Aldi Spends $1.6 Billion on Upscale Look With Downscale Pricesby
German discount supermarket chain revamping 1,300 U.S. units
Sleeker stores pit Aldi against Whole Foods’ 365 locations
Low-brow grocer Aldi is making things a little more posh, part of a plan to steal market share from the big supermarket chains.
The discounter is spending $1.6 billion to upgrade 1,300 U.S. stores while keeping its prices low. It’s the biggest remodeling investment ever by Aldi U.S., which is controlled by a faction of Germany’s billionaire Albrecht family.
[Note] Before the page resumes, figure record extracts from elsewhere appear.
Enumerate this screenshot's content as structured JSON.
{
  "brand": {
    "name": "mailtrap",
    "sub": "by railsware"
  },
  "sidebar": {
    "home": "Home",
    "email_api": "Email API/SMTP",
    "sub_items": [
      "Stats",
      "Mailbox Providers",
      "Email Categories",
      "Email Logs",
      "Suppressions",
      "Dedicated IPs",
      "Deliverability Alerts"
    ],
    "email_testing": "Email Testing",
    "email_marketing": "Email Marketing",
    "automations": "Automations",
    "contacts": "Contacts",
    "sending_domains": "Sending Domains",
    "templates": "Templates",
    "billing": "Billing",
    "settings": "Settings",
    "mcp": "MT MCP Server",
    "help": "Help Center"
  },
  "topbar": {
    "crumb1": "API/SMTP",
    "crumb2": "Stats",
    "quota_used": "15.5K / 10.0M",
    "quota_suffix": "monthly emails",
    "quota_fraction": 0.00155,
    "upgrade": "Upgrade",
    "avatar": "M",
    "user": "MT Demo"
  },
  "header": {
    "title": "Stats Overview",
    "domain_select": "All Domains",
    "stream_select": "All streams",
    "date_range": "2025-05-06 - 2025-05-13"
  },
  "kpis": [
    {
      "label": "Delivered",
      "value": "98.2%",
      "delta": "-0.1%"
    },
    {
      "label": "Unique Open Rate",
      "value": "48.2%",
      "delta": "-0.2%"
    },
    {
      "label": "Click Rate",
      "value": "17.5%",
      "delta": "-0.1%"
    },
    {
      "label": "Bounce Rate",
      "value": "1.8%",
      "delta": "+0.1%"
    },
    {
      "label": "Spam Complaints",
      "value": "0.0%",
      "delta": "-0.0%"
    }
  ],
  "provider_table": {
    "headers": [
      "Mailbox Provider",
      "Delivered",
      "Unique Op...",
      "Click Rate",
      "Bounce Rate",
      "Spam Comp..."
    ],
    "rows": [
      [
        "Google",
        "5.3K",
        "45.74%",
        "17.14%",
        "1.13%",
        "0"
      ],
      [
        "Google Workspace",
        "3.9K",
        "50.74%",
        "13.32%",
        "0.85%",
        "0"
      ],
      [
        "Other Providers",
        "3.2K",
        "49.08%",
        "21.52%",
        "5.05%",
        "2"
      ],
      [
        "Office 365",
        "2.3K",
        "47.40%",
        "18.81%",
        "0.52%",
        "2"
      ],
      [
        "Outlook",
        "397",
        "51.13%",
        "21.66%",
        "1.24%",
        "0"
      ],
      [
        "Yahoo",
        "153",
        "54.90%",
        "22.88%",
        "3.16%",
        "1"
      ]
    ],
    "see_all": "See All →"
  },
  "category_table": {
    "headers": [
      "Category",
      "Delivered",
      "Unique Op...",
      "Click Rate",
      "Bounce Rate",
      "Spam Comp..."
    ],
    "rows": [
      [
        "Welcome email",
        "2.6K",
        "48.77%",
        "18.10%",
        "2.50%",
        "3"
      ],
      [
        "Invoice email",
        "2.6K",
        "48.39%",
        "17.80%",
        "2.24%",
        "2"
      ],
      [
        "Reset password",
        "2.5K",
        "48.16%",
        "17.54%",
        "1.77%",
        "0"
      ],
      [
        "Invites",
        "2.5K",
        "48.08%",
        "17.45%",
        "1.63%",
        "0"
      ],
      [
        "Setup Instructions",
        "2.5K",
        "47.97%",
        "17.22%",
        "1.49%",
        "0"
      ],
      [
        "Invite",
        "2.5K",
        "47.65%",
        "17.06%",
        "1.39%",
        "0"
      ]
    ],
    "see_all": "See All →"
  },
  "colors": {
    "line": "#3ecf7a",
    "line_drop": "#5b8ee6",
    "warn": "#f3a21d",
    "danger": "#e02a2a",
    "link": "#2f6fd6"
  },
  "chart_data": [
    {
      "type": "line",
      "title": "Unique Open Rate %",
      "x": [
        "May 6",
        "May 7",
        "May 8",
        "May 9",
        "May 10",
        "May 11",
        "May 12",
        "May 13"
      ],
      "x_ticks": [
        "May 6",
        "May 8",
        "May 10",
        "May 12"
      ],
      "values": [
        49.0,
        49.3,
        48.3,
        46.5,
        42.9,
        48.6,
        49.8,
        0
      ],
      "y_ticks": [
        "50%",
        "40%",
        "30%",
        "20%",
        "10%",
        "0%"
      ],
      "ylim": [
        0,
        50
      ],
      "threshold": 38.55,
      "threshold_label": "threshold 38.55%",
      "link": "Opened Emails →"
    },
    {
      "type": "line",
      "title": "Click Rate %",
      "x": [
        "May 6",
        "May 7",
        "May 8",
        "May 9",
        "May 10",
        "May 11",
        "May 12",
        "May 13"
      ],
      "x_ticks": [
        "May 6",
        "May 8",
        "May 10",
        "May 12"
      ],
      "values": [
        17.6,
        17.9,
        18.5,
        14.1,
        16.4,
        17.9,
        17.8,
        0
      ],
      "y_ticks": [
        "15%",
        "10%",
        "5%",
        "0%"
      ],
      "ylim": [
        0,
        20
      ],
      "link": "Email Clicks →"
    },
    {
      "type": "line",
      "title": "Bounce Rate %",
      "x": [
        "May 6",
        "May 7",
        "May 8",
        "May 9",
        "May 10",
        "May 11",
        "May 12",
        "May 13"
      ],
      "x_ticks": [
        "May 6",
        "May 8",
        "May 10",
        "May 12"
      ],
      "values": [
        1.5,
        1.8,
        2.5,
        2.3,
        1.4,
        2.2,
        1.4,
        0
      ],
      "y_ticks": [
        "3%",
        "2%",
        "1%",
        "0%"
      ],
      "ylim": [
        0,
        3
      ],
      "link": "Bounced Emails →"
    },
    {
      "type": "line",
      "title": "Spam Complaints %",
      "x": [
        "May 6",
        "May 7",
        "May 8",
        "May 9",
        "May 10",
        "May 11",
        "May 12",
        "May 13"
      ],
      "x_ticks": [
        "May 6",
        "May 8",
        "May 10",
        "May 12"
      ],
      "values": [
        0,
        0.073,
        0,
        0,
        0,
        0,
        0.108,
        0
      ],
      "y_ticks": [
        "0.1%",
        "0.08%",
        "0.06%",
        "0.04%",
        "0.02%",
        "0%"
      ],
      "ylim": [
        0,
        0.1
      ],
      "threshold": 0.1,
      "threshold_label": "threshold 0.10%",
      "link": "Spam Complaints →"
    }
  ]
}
“We’re becoming more and more mainstream with more customers,” Aldi U.S. Chief Executive Officer Jason Hart said in an interview as he toured a remodeled location in Plainfield, Illinois. “We’ve got older stores. We need to get up to date.”
The remodeling comes as supermarkets are competing fiercely with Wal-Mart and Amazon to draw customers with lower prices, streamlined selections and even services like delivery. Aldi’s plans may allow it to steal share from foodie favorites such as Whole Foods Market Inc. and Trader Joe’s, which is controlled by a different bloc of the Albrecht clan.
Aldi hopes to draw about 60 million shoppers a month by 2020, up from about 40 million currently, but it faces an uphill climb. U.S. grocery industry sales are projected to increase only 0.2 percent this year to about $612 billion, according to researcher IBISWorld. And revenue is forecast to gain 1 percent or less for the next five years after that.
“There’s limited growth,” said Jim Sanderson, managing director at Arthur W. Wood Co., an investment firm. “For the typical U.S. grocery store, there’s just too much square footage right now.”
Even so, there’s still room for private-label chains like Aldi to expand, Sanderson said. The chain is projected to reach $12 billion in revenue this year, up from $11 billion two years ago, according to IBISWorld.
“You’ve got under-penetration of the hard discounters, which is what Aldi is,” he said.
About 300 Aldi stores in the U.S. already have the new look. The upgrades include sleeker refrigerator doors and windows to bring in more natural light. The company is widening the first aisle, expanding the front of the store and raising ceilings by as much as six feet (1.8 meters). The stores also are about 20 percent larger, allowing Aldi to add more items to its quickly growing lines of organic produce, fresh meat and alcohol.
The wine is housed in fancier wood fixtures with spotlights. A picture by the fresh meat shows a rare-cooked steak being cut and seasoned.
“It’s a modern shopping experience,” Hart said.
Aldi was founded more than a century ago when Anna Albrecht opened a small store in Essen, Germany. Her sons, Karl and Theo, took over in 1948 and quickly expanded. In 1962, the name became Aldi, shortened from Albrecht Discount. That same year, the brothers split the chain into two companies -- Aldi Süd and Aldi Nord -- following a dispute about whether to sell cigarettes. Aldi Süd oversees the U.S. operations.
The closely held company opened its first U.S. store in 1976 in Iowa. It expanded in the Midwest before moving into other parts of the country, including the debut of its first California store last year. The grocer has said it will reach 2,000 locations nationwide by the end of next year.
That pits Aldi against established West Coast favorites Trader Joe’s and Sprouts Farmers Market Inc. The moves also will place it in direct competition with Whole Foods, which has struggled lately to boost sales as more retailers sell organic and natural fare. Last year in Los Angeles, Whole Foods opened the first of its smaller, lower-priced stores called 365.
Over the past three years, Aldi has ramped up its organic offerings, too, featuring a private-label line called SimplyNature, whose sales jumped about 54 percent last year to more than $300 million. The brand includes items such as coconut oil, cereals, almond butter and produce.
With its no-frills approach -- bag-your-own groceries, 25-cent cart rentals, giant quick-to-scan bar codes -- Aldi has managed to sell its wares for less than others. It advertises that customers can save up to 50 percent by shopping there. And the chain won’t be raising its signature low prices to pay for the remodels, Hart said.
“Although they are trying to add more organic options and things like that, it’s important to keep the customers they have,” said Madeline Hurley, an analyst at IBISWorld. “The balance is crucial.”